有種不祥的預感啊。
李士的睫毛顫了顫,意識像陷在粘稠的泥漿裡,明明醒了大半,卻偏生賴在混沌裡不肯往外鑽。
精神力翻湧著撞向識海,他“看”得真切——房間角落裡,李台正背對著床,手裡那根棗木擀麵杖被掄得呼呼作響,影子投在牆上,活像個舉著狼牙棒的凶神。
那股壓迫感順著床板往骨頭縫裡鑽,比小時候炸糞池被哥哥追著打時更甚。
那時候李台臉上雖凶,手裡抄的掃帚卻總往空處落,可這次不同,擀麵杖劃過空氣的悶響裡,裹著股沒處發泄的狠勁,一下下敲在地板上,震得他耳膜發疼。
“醒了就趕緊滾起來!”李台的吼聲像塊石頭砸進水裡,驚得李士後頸的汗毛都豎了起來,“以為裝死就能躲過去?我告訴你,今天這頓揍,你挨定了!”
李士趕緊把眼睛閉得更緊,連呼吸都調成熟睡時的頻率。精神力勾勒出的畫麵裡,李台轉過身,擀麵杖還拎在手裡,目光像釘子似的紮在他腿上的傷處,那股子火氣裡,竟摻著點藏不住的紅。
他忽然想起小時候發燒,李台背著他走了幾十裡山路找郎中,回來時鞋磨破了,腳底板全是血泡,卻還笑著說“你這小身板,比偷糧食的野狗還難伺候”。

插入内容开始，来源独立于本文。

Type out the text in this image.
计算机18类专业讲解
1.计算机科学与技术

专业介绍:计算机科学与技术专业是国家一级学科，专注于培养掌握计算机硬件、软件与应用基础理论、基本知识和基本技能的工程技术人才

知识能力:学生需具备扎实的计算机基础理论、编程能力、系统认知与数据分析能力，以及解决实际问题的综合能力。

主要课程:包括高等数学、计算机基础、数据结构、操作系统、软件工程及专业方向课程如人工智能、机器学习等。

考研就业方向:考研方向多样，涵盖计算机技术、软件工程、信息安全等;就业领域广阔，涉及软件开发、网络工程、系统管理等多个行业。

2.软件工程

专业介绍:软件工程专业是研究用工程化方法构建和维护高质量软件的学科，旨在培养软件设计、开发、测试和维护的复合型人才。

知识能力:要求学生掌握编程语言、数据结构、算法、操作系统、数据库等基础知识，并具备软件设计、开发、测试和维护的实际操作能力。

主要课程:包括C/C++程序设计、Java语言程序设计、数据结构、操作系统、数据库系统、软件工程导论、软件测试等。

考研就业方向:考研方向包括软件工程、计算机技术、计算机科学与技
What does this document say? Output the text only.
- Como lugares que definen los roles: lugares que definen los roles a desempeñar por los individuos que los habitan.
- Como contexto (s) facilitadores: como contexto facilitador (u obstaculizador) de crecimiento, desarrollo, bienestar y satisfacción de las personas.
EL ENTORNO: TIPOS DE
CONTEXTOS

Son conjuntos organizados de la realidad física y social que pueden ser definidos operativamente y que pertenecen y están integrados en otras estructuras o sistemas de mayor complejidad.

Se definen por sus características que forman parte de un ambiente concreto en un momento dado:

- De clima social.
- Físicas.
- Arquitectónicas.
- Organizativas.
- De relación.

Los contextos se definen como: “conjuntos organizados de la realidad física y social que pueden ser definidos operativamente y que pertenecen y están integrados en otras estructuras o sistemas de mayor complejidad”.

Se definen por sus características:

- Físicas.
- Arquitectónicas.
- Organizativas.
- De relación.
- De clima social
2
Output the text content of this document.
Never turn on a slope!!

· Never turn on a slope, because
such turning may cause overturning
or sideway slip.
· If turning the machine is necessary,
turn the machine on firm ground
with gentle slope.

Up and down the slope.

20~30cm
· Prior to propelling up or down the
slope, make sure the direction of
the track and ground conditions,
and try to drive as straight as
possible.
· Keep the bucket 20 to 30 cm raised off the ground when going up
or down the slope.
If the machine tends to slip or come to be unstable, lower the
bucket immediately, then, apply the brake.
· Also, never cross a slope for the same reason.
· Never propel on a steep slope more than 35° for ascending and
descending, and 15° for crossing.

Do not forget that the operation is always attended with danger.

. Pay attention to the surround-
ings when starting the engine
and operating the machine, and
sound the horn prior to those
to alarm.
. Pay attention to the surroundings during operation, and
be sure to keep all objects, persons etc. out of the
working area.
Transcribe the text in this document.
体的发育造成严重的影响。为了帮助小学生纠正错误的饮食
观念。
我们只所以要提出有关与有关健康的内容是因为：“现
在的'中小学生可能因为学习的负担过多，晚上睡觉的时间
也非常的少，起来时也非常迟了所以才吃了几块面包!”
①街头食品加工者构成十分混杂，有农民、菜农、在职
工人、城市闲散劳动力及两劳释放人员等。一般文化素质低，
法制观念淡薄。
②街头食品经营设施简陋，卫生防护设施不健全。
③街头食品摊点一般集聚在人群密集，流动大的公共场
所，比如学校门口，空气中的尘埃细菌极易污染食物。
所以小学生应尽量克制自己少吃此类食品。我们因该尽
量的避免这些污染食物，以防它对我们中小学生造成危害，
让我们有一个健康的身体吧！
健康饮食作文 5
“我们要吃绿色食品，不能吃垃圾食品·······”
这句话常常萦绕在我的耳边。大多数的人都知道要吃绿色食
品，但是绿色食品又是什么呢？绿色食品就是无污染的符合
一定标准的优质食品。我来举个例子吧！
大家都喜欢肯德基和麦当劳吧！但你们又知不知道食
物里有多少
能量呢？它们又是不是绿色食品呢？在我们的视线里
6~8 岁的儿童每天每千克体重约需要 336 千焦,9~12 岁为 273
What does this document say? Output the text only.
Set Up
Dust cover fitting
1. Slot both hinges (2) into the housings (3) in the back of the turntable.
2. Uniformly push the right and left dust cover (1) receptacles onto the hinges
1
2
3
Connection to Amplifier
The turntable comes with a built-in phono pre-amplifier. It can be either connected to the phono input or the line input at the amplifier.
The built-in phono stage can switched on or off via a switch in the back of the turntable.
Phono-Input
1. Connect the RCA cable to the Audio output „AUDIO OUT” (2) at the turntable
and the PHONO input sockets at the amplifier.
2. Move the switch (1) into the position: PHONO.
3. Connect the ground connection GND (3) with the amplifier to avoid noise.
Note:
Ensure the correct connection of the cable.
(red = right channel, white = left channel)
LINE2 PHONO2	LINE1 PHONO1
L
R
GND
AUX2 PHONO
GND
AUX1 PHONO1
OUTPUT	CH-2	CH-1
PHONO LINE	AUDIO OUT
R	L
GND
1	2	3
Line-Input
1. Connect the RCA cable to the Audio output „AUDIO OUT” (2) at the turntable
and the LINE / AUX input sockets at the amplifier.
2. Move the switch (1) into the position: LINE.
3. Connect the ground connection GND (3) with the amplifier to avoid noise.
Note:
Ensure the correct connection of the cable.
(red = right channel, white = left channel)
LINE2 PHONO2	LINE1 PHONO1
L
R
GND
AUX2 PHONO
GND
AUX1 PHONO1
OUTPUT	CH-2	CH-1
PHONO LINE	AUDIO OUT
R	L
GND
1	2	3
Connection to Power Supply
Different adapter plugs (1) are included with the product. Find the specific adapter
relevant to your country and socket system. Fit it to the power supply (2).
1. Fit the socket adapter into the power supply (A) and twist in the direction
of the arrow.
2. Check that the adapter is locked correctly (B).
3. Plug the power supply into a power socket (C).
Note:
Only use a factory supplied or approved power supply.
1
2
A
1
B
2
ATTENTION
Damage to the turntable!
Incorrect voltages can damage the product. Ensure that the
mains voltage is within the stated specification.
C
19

想到這裡,李士微微的讓自己的眼皮裂開一條縫隙。透過微微的縫隙,他看到自己原先如瘦弱書生般的哥哥,此刻居然在這個房間內拿著一根纏繞著藤條的木棍揮舞出了殘影。
情況比自己想象的還要誇張。
李士“安然”的閉上眼睛。
真是殘酷的現實啊。
“醒了就給我起來,再睡下去我可就換成鐵刺條了。”
李士的心跳瞬間撞得胸腔發疼,那聲“鐵刺條”像淬了冰的針,紮得他後脊一片冰涼。
他死死攥著被角,指節泛白,連呼吸都忘了調整——鐵刺條是去年冬天朱乙雪用來加固柵欄的,倒刺鋒利得能劃破詭物的皮,這要是掄在身上,怕是得皮開肉綻。
“還在沉睡嗎?那我應該可以...”
就在李台還要說下去的時候,李士突然從床上坐起,絲滑的跪倒在自己尊敬的哥哥麵前。
他也不顧得自己的膝蓋上傳來的疼痛,緊緊的抱著李台的大腿,諂媚的說著。
“(っ°Д°;)っ哥,我滴親哥啊!”
“>_<你低低頭,好好看看我,我可是你最可愛的弟弟啊。”
“(;′??Д??`)哥,你要不先把東西放下,我覺的我現在很好。”
李台露出殘忍的笑容,他一隻手抓了李士的臉皮,殘忍的話語從他的喉嚨中擠出。
“為了活命,居然連哥哥都喊出來了嗎?我鄙視你。”
完犢子了,這個親哥現在是真的不能要了。
李士瞅準李台鬆手的瞬間,像條泥鰍似的從地上滑出去,膝蓋在青磚上磨出火辣辣的疼也顧不上了。他連滾帶爬地撲到門口,手忙腳亂地拽開門閂,剛邁出去一隻腳,後領就被李台死死攥住。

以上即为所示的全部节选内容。